CHAPTER XIII
Simmy Dodge emerged from Sherry's at nine-thirty. He was leaving Mrs. Fenwick's dinner-dance in response to an appeal from Anne Thorpe, who had sent for him by messenger earlier in the evening. Simmy was reluctant about going down to the house off Washington Square; he was constituted as one of those who shrink from the unwholesomeness of death rather than from its terrors. He was fond of Anne, but in his soul he was abusing her for summoning him to bear witness to the final translation of old Templeton Thorpe from a warm, sensitive body, into a cold, unpleasant hulk. He had no doubt that he had been sent for to see the old man die. While he would not, for the world, have denied Anne in her hour of distress, he could not help wishing that she had put the thing off till to-morrow. Death doesn't appear so ugly in the daytime. One is spared the feeling that it is stealing up through the darkness of night to lay claim to its prey.
Simmy shivered a little as he stood in front of Sherry's waiting for his car to come up. He made up his mind then and there that when it came time for him to die he would see to it that he did not do it in the night. For, despite the gay lights of the city, there were always sombre shadows for one to be jerked into by the relentless hand of death; there was something appalling about being dragged off into a darkness that was to be dissipated at sunrise, instead of lasting forever.
He left behind him in one of the big private diningrooms a brilliant, high-spirited company of revellers. One of Mrs. Fenwick's guests was Lutie Tresslyn. He sat opposite her at one of the big round tables, and for an hour he had watched with moody eyes her charming, vivacious face as she conversed with the men on either side of her. She was as cool, as self-contained as any woman at the table. There was nothing to indicate that she had not been born to this estate of velvet, unless the freshness of her cheek and the brightness of her eye betrayed her by contrast with the unmistakable haggardness of "the real thing."
She was unafraid. All at once Simmy was proud of her. He felt the thrill of something he could not on the moment define, but which he afterwards put down as patriotism! It was just the sort of thrill, he argued, that you have when the band plays at West Point and you see the cadets come marching toward you with their heads up and their chests out,—the thrill that leaves a smothering, unuttered cheer in your throat.
He thought of Anne Tresslyn too, and smiled to himself. This was Anne Tresslyn's set, not Lutie's, and yet here she was, a trim little warrior, inside the walls of a fortified place, hobnobbing with the formidable army of occupation and staring holes through the uniforms of the General Staff!
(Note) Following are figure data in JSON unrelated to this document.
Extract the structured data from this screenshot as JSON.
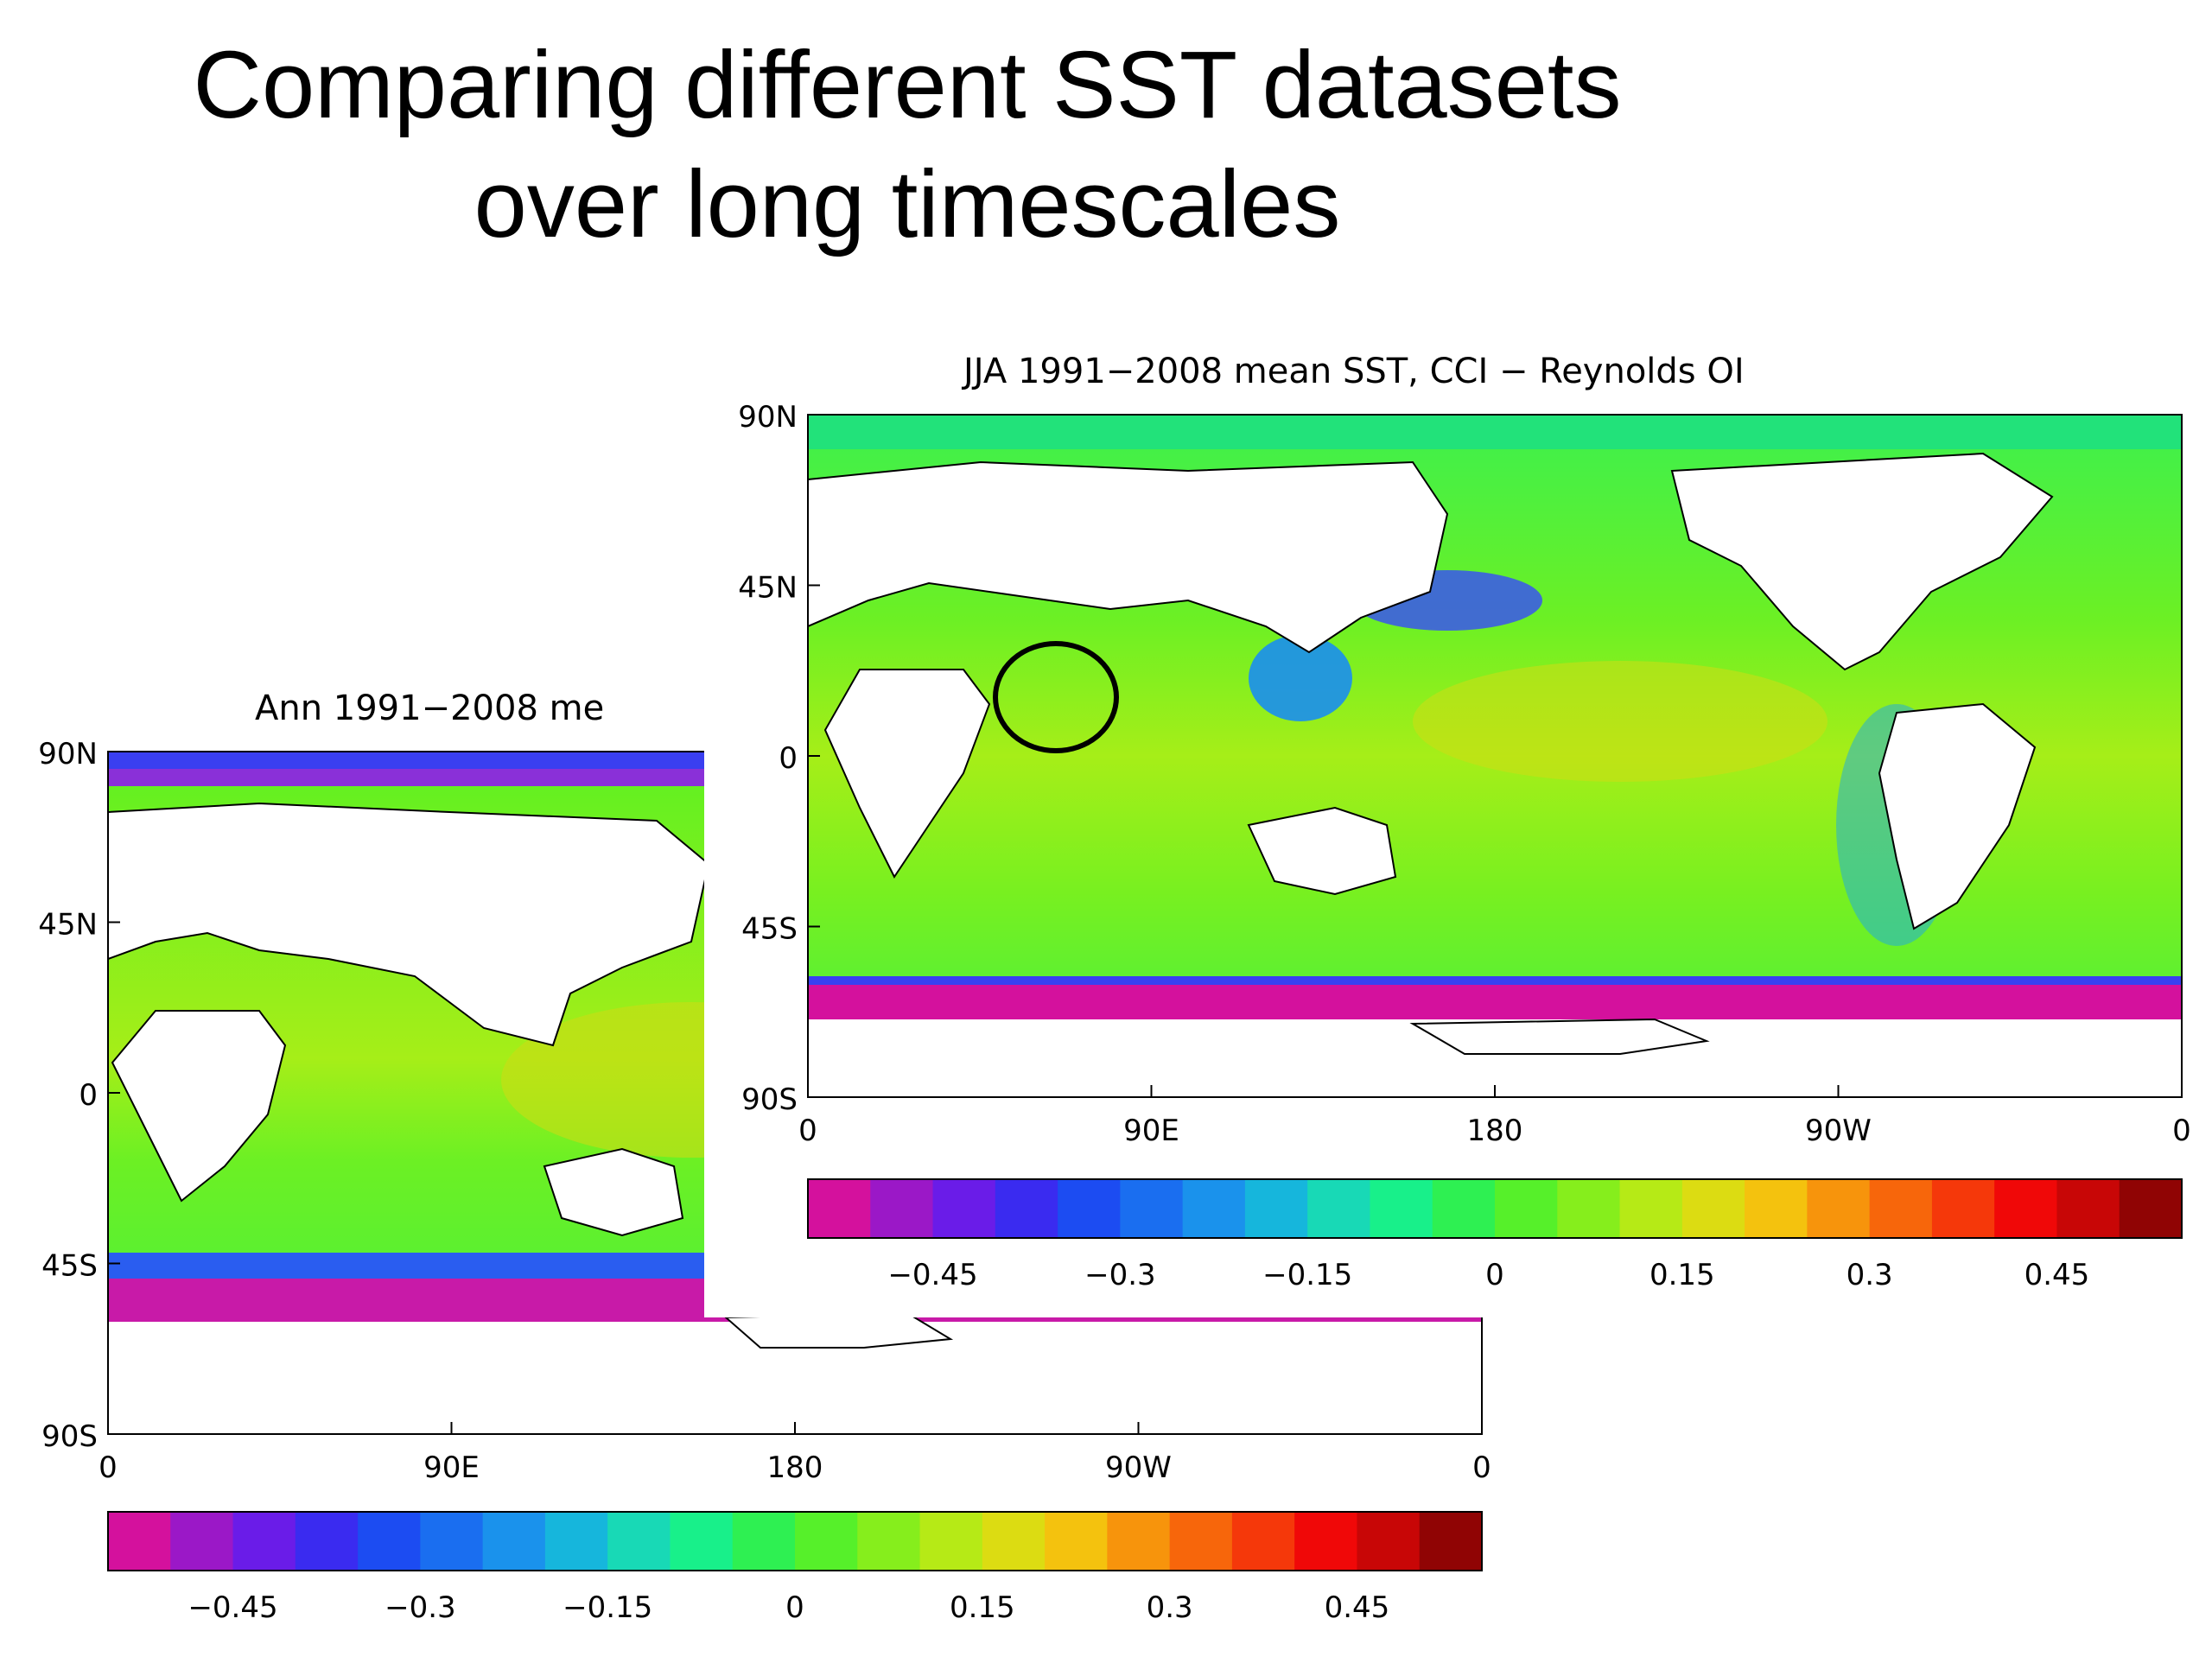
{
  "slide": {
    "title_line1": "Comparing different SST datasets",
    "title_line2": "over long timescales"
  },
  "colors": {
    "land": "#ffffff",
    "coast": "#000000",
    "highlight_circle": "#000000",
    "colorbar": [
      "#d4119d",
      "#9b18c7",
      "#6a1ce8",
      "#3a2bf0",
      "#1c4cf2",
      "#1a6ef0",
      "#1a92ec",
      "#16b6dc",
      "#18d9b6",
      "#18f08a",
      "#2ef052",
      "#56f02a",
      "#86ee1c",
      "#b6ea16",
      "#dcdc12",
      "#f4c20e",
      "#f7940c",
      "#f7660b",
      "#f5380a",
      "#f00808",
      "#c80606",
      "#900404"
    ]
  },
  "maps": [
    {
      "id": "annual",
      "title": "Ann 1991−2008 me",
      "lat_labels": [
        "90N",
        "45N",
        "0",
        "45S",
        "90S"
      ],
      "lon_labels": [
        "0",
        "90E",
        "180",
        "90W",
        "0"
      ],
      "colorbar_labels": [
        "−0.45",
        "−0.3",
        "−0.15",
        "0",
        "0.15",
        "0.3",
        "0.45"
      ]
    },
    {
      "id": "jja",
      "title": "JJA 1991−2008 mean SST, CCI − Reynolds OI",
      "lat_labels": [
        "90N",
        "45N",
        "0",
        "45S",
        "90S"
      ],
      "lon_labels": [
        "0",
        "90E",
        "180",
        "90W",
        "0"
      ],
      "colorbar_labels": [
        "−0.45",
        "−0.3",
        "−0.15",
        "0",
        "0.15",
        "0.3",
        "0.45"
      ]
    }
  ]
}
She sat in the Tresslyn camp, and there were no other Tresslyns there. She sat with the Wintermills, and—yes, he had to admit it,—she had winked at him slyly when she caught his eye early in the evening. It was a very small wink to be sure and was not repeated.
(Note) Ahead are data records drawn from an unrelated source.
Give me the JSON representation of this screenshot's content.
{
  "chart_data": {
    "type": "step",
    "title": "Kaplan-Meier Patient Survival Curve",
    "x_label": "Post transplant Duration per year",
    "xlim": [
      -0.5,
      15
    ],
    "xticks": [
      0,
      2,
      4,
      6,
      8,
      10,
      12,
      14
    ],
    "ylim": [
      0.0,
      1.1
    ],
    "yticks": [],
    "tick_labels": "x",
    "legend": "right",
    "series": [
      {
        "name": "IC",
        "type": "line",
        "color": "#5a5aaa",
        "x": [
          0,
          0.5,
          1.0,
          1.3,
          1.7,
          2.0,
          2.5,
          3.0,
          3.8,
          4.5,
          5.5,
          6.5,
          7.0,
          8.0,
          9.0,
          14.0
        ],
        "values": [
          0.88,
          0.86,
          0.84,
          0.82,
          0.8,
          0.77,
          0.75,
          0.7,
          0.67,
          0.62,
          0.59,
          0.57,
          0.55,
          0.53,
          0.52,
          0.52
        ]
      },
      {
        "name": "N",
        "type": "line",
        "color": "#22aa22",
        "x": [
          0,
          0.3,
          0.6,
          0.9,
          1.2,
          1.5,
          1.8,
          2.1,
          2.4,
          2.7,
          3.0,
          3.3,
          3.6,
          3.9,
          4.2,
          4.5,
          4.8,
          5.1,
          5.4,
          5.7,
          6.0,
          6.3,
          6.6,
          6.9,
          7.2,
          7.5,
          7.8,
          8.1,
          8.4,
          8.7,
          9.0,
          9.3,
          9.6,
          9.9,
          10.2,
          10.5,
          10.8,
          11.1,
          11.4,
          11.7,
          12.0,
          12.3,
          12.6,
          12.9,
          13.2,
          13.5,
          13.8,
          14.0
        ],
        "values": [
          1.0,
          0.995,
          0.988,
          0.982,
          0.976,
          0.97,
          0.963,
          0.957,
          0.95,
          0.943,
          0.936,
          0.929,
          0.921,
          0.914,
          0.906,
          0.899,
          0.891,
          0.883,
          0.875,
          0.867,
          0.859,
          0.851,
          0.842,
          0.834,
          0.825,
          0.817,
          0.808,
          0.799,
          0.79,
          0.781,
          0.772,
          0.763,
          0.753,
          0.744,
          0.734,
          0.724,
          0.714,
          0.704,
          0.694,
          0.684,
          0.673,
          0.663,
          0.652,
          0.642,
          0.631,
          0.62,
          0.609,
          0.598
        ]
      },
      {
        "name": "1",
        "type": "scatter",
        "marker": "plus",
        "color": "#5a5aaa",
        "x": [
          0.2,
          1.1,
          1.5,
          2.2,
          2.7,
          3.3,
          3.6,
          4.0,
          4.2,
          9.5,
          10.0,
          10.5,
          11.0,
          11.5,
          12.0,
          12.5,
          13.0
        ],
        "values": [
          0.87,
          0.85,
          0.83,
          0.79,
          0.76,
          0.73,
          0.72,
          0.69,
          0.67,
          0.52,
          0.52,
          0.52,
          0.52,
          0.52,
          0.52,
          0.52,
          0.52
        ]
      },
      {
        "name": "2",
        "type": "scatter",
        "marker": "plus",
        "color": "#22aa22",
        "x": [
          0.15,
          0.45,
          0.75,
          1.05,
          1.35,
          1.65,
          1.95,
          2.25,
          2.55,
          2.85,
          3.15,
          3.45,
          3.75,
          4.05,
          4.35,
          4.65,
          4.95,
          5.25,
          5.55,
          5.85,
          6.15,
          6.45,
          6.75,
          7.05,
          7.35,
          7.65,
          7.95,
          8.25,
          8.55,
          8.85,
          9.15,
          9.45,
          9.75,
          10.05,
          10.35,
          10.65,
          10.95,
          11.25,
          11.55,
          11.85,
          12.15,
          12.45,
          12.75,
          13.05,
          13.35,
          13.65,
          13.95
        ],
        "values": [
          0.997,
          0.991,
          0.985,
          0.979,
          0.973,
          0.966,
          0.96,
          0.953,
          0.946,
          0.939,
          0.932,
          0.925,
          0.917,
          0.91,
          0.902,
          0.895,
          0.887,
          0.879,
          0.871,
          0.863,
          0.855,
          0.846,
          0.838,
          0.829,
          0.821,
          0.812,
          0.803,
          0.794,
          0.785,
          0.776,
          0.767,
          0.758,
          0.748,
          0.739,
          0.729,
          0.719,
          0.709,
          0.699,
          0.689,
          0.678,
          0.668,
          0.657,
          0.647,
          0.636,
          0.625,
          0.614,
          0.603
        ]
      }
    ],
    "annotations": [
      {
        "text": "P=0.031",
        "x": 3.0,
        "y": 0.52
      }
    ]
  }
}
The night was cold. His chauffeur was not to be found by the door-men who ran up and down the line from Fifth to Sixth Avenue for ten minutes before Simmy remembered that he had told the man not to come for him until three in the morning, an hour at which one might reasonably expect a dance to show signs of abating.
He was on the point of ordering a taxi-cab when his attention was drawn to a figure that lurked well back in the shadows of the Berkeley Theatre down the street—a tall figure in a long ulster. Despite the darkness, Simmy's intense stare convinced him that it was George Tresslyn who stood over there and gazed from beneath lowered brows at the bright doorway. He experienced a chill that was not due to the raw west wind. There was something sinister about that big, motionless figure, something portentous of disaster. He knew that George had been going down the hill with startling rapidity. On more than one occasion he had tried to stay this downward rush, but without avail. Young Tresslyn was drinking, but he was not carousing. He drank as unhappy men drink, not as the happy ones do. He drank alone.